During the second half of the eighteen century, the Irish and the Scots invaded the shores of Newfoundland and Nova Scotia.The Irish during the mid-eighteenth century in Newfoundland were kept separate from the French Canadians by the large territory between them. They were a minority in Newfoundland and were forced to hide their priests or their homes would be destroyed. By the beginning of the nineteen century the Irish became a majority, but still suffered from discrimination. In 1850, the triumphant Newfoundland Catholics constructed on the high ground overlooking St John’s a classical granite cathedral as a glistening symbol of the Celtic emergence in Atlantic Canada.In the mid-nineteenth century, the Irish and the Scots opened more dioceses. They broke once and for all the French Canadian franchise over the Catholic Church.
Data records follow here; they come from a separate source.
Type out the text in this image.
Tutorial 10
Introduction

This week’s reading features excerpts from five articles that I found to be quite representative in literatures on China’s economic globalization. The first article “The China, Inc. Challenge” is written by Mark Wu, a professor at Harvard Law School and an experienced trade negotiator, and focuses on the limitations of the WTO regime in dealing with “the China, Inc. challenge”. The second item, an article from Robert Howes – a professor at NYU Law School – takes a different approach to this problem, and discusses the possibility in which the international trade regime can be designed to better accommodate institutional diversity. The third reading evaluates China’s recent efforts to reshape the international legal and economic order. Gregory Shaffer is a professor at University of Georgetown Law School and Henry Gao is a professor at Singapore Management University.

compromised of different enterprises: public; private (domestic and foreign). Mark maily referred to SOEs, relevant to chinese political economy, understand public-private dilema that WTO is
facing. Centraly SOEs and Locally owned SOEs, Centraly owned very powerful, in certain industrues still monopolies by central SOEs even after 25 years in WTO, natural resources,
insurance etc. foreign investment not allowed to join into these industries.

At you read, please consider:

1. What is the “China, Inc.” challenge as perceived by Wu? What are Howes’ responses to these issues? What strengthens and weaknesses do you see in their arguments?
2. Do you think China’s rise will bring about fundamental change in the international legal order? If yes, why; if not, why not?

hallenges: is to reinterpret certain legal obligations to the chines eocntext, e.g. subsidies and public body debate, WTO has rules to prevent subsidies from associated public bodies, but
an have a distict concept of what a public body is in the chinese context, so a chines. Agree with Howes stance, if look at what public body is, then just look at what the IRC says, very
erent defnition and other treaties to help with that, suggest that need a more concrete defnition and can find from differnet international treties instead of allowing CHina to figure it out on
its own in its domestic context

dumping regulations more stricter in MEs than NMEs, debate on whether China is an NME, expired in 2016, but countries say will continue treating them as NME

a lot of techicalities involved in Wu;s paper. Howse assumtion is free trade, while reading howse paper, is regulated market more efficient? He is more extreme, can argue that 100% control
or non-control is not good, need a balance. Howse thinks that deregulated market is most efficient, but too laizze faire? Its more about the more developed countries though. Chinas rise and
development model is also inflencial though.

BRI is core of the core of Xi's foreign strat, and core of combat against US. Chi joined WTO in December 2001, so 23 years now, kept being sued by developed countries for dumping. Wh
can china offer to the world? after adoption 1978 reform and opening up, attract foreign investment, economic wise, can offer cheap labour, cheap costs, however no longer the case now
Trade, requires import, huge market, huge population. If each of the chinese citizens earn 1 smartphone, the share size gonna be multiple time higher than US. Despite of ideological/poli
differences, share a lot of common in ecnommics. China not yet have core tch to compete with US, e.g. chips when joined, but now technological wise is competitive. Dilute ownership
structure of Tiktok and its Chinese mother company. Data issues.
The Eastern Churches have also played a major role in the development of the Catholic Church in Canada, especially in Western Canada.Under Bishops Bourget, Fleming and Lynch, ultramontane spirituality conveyed a romantic vision of Catholic unity in Canada.By the end of the century, however, German, Ukrainian, Polish, and Hungarian immigrants had begun to challenge the French and Irish dominance of Catholic life and provide the foundation of a multicultural church. With the creation of the Canadian Catholic Conference in the postwar period, these different groups were finally drawn into a more unified Canadian church.
Hence, through the efforts of tireless, passionate and determined people, the Catholic Church planted roots in Québec city which spread throughout Canada.